Searching a hash table, the structure underlying a HashSet, has a time complexity of 0(1), while an array, which underlies the ArrayList is 0(n).
搜索哈希表(HashSet的基础结构)的时间复杂度为0(1),而作为ArrayList基础的数组的时间复杂度为0(n)。
5. Binary Search
5.二进制搜索
Another method for searching an array is a binary search. While very efficient, a binary search requires that the array is sorted in advance.
另一种搜索数组的方法是二进制搜索。虽然非常有效,但二进制搜索需要事先对数组进行排序。
Let’s sort the array and try the binary search:
让我们对数组进行排序并尝试二进制搜索。
@Benchmark
public void searchArrayBinarySearch() {
Arrays.sort(SearchData.strings);
for (int i = 0; i < SearchData.count; i++) {
Arrays.binarySearch(SearchData.strings, "T");
}
}
SearchArrayTest.searchArrayBinarySearch avgt 20 26.527 ± 0.376 us/op
Binary search is very fast, although less efficient than the HashSet: the worst case performance for a binary search is 0(log n), which places its performance between that of an array search and a hash table.

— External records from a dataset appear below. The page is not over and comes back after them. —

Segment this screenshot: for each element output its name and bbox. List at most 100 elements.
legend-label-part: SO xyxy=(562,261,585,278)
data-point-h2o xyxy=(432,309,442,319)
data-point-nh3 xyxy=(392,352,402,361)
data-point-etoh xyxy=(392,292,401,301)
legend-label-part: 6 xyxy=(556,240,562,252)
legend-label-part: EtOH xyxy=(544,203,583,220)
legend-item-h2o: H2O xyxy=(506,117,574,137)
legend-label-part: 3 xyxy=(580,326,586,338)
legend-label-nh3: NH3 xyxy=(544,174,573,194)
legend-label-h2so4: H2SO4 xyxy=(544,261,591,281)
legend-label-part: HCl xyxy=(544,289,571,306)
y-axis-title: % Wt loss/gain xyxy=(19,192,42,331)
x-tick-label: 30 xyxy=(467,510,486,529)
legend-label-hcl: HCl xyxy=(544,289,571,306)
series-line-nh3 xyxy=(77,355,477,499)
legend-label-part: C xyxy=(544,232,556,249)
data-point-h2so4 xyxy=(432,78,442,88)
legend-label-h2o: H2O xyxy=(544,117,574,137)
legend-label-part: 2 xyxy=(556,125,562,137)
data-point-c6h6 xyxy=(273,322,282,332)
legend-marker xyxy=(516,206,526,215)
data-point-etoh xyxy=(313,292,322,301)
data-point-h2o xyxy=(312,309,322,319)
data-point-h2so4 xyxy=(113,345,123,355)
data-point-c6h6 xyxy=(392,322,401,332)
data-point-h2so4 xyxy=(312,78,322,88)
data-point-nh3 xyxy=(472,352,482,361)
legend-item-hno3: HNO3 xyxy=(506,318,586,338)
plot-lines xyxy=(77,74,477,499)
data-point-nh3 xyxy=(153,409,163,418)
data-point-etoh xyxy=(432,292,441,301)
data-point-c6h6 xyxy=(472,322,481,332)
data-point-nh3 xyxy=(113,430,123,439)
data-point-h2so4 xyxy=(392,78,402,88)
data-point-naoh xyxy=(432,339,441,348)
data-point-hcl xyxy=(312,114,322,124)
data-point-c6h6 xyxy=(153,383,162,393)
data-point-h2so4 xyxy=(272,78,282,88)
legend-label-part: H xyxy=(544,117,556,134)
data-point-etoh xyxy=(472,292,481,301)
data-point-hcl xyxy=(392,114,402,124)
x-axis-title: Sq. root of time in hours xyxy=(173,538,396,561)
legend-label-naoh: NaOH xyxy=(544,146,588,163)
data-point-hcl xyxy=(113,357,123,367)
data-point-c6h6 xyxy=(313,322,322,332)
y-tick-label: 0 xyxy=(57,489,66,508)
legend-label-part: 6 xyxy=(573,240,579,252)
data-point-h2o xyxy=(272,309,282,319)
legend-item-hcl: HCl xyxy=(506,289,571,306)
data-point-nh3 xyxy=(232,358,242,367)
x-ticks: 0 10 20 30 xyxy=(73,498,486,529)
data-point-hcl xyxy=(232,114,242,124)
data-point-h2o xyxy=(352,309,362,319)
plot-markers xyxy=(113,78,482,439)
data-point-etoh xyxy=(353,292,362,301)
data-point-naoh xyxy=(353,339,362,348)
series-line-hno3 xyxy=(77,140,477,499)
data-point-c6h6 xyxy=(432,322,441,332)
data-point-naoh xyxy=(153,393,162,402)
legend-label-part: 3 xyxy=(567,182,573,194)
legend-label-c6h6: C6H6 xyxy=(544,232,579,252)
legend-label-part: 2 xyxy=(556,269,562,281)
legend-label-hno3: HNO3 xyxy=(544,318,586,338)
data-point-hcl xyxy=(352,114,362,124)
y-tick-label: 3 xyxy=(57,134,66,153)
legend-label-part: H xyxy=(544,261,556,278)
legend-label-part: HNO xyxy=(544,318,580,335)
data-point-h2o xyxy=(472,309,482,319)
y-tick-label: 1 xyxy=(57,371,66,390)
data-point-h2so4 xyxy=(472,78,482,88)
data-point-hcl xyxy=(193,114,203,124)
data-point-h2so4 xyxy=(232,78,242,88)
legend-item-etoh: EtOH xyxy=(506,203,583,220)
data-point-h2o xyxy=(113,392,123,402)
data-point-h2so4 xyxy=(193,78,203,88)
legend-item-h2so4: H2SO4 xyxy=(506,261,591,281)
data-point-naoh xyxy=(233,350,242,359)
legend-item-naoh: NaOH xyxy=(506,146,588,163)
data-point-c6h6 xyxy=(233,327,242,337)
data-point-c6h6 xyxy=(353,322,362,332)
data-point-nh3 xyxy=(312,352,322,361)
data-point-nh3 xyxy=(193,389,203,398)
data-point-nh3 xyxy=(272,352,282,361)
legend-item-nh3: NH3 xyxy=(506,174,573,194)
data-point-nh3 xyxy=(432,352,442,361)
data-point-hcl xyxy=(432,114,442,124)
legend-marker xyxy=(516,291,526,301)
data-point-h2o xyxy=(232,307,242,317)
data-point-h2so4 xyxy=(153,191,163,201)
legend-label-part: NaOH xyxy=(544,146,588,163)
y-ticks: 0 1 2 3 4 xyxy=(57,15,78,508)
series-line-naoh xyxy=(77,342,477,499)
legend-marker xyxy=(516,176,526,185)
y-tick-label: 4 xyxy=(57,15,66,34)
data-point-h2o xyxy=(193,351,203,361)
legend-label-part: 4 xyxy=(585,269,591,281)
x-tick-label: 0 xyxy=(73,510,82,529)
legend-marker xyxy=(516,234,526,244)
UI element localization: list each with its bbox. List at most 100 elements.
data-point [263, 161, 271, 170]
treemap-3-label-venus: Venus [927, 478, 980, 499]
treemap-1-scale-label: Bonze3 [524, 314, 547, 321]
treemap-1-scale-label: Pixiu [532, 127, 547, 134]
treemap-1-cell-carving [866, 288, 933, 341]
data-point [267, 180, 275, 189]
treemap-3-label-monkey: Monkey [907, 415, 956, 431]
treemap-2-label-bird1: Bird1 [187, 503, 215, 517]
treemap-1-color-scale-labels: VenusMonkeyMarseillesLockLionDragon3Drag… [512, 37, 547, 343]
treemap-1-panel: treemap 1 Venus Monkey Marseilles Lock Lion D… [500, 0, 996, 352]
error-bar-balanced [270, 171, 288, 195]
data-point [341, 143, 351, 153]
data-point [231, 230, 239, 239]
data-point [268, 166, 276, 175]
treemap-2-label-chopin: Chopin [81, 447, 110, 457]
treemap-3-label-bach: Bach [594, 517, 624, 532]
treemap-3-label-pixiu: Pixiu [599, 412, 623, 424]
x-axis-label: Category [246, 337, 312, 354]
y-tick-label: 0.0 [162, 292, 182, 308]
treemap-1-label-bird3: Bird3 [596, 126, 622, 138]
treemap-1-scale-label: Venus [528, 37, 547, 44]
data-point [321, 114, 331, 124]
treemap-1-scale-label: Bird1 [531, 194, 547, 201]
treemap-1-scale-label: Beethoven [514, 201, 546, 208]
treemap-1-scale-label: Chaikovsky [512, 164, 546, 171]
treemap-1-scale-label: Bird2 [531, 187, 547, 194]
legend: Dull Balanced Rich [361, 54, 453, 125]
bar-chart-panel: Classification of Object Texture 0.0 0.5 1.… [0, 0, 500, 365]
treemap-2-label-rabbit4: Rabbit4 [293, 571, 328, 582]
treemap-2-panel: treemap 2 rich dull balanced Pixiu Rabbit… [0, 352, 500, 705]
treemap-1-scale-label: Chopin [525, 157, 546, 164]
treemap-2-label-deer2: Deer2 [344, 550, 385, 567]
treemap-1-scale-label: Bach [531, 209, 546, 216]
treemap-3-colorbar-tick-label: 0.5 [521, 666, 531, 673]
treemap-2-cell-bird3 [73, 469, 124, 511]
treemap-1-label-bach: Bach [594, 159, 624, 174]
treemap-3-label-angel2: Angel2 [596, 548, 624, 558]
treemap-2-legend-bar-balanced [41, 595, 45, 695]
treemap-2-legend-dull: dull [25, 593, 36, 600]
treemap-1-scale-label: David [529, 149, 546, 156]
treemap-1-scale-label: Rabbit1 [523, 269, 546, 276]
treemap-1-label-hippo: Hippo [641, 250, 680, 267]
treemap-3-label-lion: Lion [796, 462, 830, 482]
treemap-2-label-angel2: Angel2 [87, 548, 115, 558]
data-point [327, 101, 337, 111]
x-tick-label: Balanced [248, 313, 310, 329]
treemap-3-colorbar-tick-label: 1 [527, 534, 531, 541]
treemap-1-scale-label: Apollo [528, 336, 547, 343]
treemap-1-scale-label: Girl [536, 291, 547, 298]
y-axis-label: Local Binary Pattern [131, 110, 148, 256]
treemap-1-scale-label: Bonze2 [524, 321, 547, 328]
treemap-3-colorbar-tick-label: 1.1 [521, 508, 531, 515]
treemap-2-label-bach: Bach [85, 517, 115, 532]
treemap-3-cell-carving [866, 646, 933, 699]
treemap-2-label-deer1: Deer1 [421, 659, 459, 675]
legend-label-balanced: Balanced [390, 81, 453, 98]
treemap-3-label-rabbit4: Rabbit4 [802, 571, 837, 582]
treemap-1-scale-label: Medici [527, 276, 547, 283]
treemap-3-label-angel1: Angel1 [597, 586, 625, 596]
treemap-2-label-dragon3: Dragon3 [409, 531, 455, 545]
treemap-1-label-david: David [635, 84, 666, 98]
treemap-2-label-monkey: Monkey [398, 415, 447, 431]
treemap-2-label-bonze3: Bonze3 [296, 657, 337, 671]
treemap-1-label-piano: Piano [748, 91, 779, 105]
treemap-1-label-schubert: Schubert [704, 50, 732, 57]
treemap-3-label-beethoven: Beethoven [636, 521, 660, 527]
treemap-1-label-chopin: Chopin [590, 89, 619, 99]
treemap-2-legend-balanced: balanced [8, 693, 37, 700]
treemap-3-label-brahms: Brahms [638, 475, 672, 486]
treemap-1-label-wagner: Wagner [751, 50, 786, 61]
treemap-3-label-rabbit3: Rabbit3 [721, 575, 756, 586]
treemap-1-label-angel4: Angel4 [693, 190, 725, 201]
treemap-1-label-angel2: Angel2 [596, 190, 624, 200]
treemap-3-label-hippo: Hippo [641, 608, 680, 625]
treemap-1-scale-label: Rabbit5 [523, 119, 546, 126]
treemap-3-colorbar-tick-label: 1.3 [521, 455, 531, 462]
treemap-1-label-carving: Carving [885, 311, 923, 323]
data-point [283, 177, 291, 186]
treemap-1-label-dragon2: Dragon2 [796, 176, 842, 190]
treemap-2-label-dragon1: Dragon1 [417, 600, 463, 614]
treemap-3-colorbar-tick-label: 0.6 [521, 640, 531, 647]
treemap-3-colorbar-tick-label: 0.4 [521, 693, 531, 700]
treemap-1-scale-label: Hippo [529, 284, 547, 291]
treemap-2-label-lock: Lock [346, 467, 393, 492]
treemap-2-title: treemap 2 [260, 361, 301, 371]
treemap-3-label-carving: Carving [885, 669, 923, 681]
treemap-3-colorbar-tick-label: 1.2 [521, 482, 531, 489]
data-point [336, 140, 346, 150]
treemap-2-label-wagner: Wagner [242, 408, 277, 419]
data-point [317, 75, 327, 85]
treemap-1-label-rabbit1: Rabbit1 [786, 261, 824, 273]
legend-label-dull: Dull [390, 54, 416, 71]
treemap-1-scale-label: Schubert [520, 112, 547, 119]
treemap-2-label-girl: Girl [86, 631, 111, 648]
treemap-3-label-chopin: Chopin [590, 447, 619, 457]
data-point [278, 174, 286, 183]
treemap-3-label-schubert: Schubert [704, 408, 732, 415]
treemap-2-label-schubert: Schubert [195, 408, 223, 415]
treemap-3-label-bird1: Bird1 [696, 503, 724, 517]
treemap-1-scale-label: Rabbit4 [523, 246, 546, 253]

二进制搜索是非常快的,尽管效率不如HashSet:二进制搜索的最坏情况下的性能是0(log n),这使其性能介于数组搜索和哈希表之间。
6. Conclusion
6.结论
We’ve seen several methods of searching through an array.
我们已经看到了几种搜索数组的方法。
Based on our results, a HashSet works best for searching through a list of values. However, we need to create them in advance and store them in the Set.
根据我们的结果,HashSet对于搜索一个值的列表来说效果最好。然而,我们需要提前创建它们,并将它们存储在Set.中。
As always, the full source code of the examples is available over on GitHub.
一如既往,这些示例的完整源代码可在GitHub上获得。